TEMMA is built on a foundation of neurovascular research that has been accumulating for years. The technique is not new — middle meningeal artery embolization has been used for decades to treat other conditions. What is new is the application of that technique to severe migraine.
Here are the seven most important research findings that together support the use of TEMMA for appropriately selected patients.
Magnetic resonance angiography studies have shown that the middle meningeal artery dilates on the side of the headache at migraine onset, and remains dilated as long as the pain persists. Triptans (the most established migraine abortive drugs) constrict the MMA while leaving other intracranial vessels unchanged — direct evidence that this single artery is uniquely involved in migraine pain.
Source: Khan et al., Brain 2019;142:93–102
Triptans, DHE, CGRP inhibitors, and NSAIDs all reduce signaling in the dural vessels. TEMMA provides a longer-lasting version of this same effect — but as a one-time procedure rather than ongoing medication.
Source: Multiple pharmacology reviews
Among patients who underwent MMA embolization to treat a chronic subdural hematoma (a different condition entirely), 8 of 9 with pre-existing chronic migraine had meaningful headache improvement — and 7 of those 8 had complete resolution.
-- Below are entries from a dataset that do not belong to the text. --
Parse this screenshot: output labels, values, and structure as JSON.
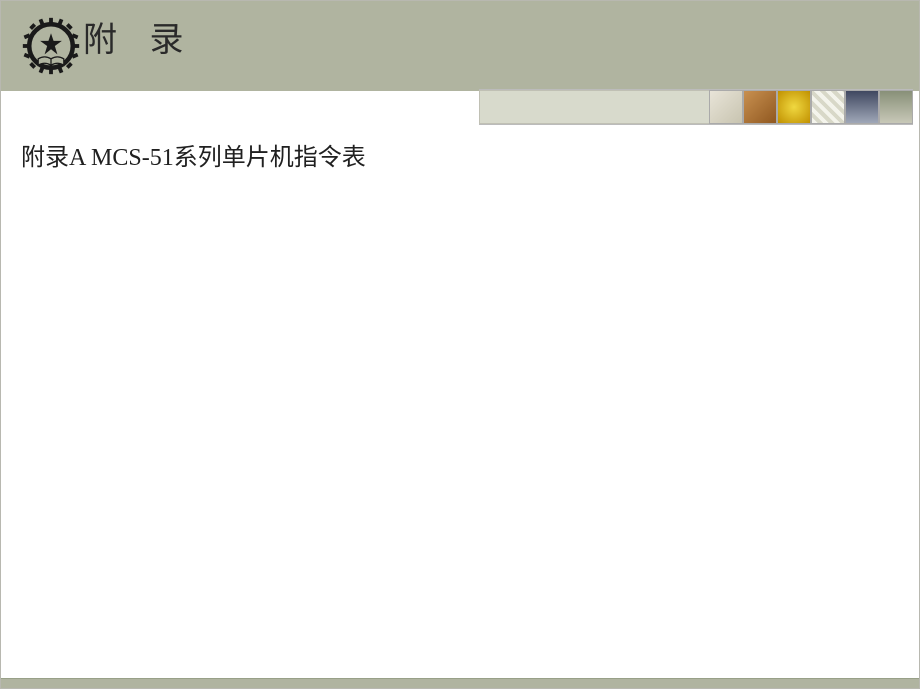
{
  "header": {
    "title": "附   录"
  },
  "content": {
    "subtitle": "附录A  MCS-51系列单片机指令表"
  },
  "thumbnails": {
    "names": [
      "thumb-clock-icon",
      "thumb-abstract-icon",
      "thumb-globe-icon",
      "thumb-grid-icon",
      "thumb-people-icon",
      "thumb-nature-icon"
    ]
  }
}
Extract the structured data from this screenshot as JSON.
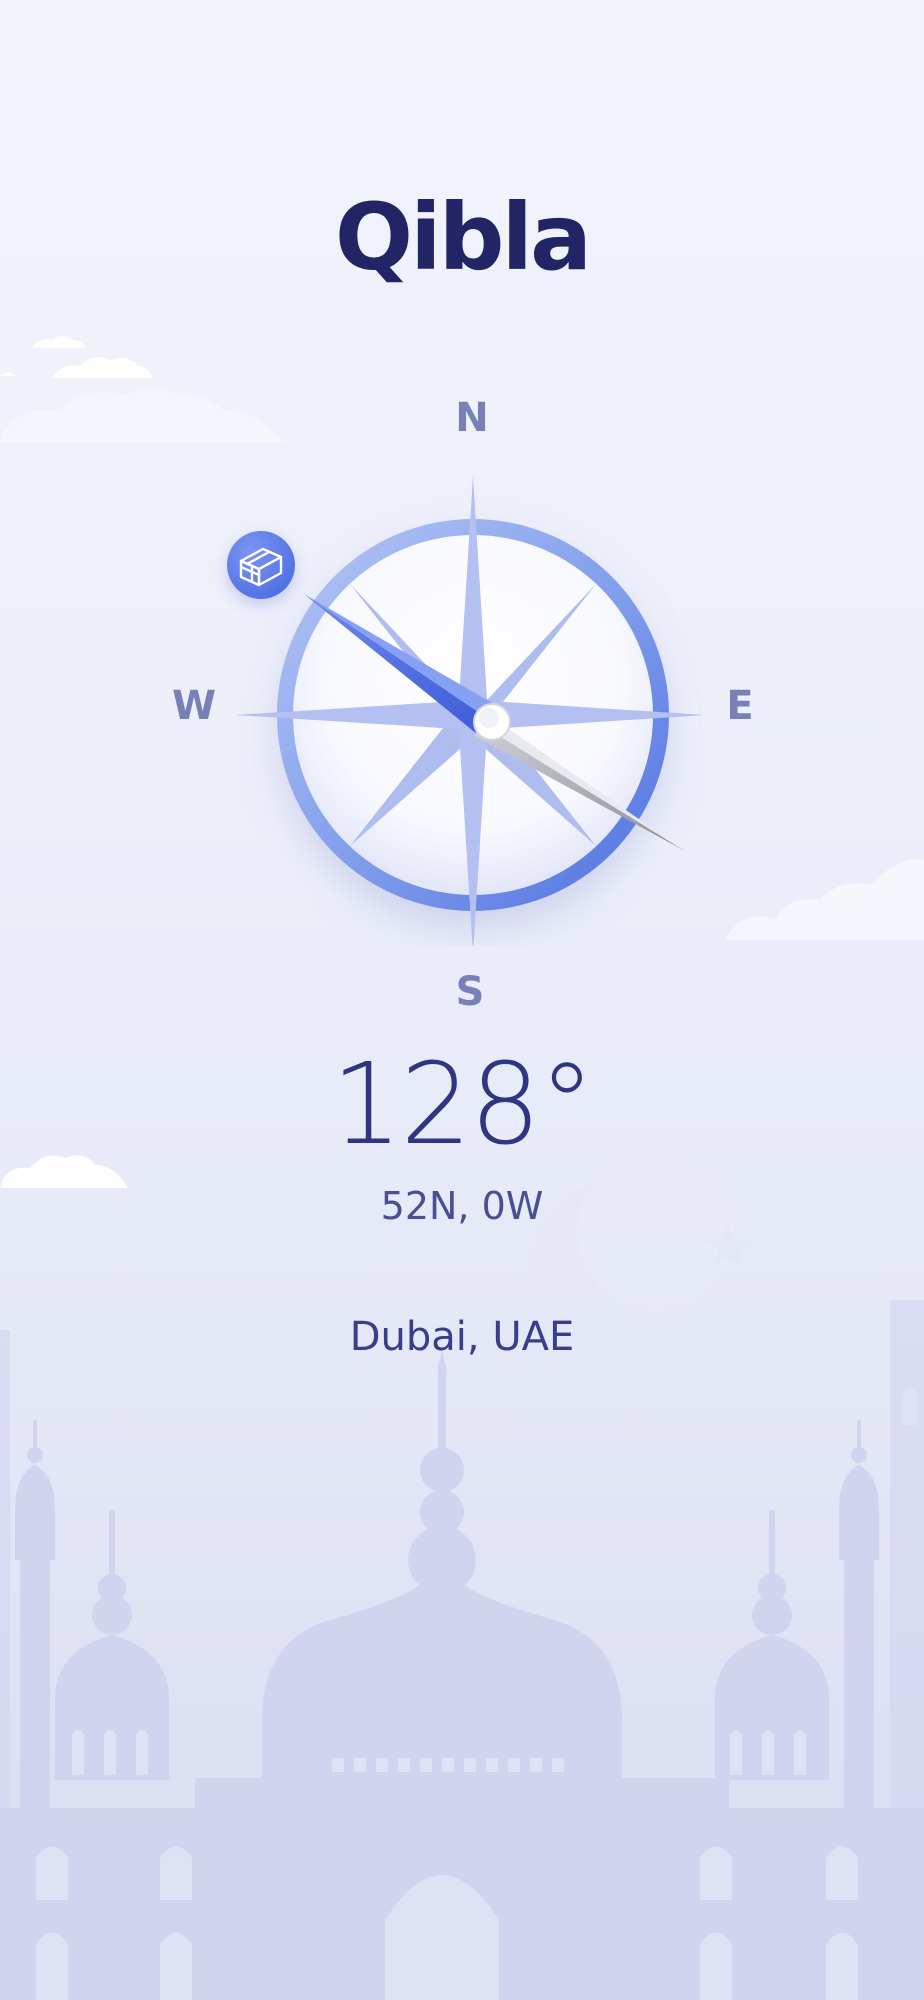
{
  "app": {
    "title": "Qibla"
  },
  "compass": {
    "north_label": "N",
    "south_label": "S",
    "east_label": "E",
    "west_label": "W",
    "heading_degrees": 128,
    "qibla_icon": "kaaba-icon"
  },
  "readout": {
    "degrees_text": "128°",
    "coordinates_text": "52N, 0W",
    "location_text": "Dubai, UAE"
  },
  "colors": {
    "title": "#222465",
    "accent_blue": "#5573e6",
    "cardinal_label": "#7880b8",
    "background": "#eef0fa",
    "silhouette": "#cfd3ee"
  }
}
The average Headache Impact Test score fell from 64 to 40. These patients were not treated for migraine; the relief was an unanticipated benefit observed in routine clinical follow-up.
Source: Catapano et al., J Neurointerv Surg 2022;14:301–3
Patients who respond to the diagnostic lidocaine test (Step 2 of the TEMMA process) generally experience the greatest improvement after the full embolization procedure. The lidocaine test is therefore both a diagnostic tool and a predictor of clinical benefit.
Source: Qureshi et al., J Neurointerv Surg 2021 (case series)
A series of 10 patients with severe migraine underwent surgical ligation of the MMA and the adjacent greater superficial petrosal nerve. At follow-up ranging from 2 to 18 years, none of the patients had recurrence of their migraines — early evidence that physically eliminating the artery’s contribution to the headache circuit can produce very durable relief.
Source: Zhaomin et al., 2006 (reviewed in Boyett et al., SNI 2025)
In a series of patients with status migrainosus (a migraine attack lasting more than 72 hours that does not respond to medication), injection of lidocaine directly into the MMA produced an immediate drop in headache intensity, and Migraine Disability Assessment (MIDAS) scores fell from 30 to 3 and from 90 to 55 in the two patients followed at 3 months — a shift from "severe disability" to "little or no disability."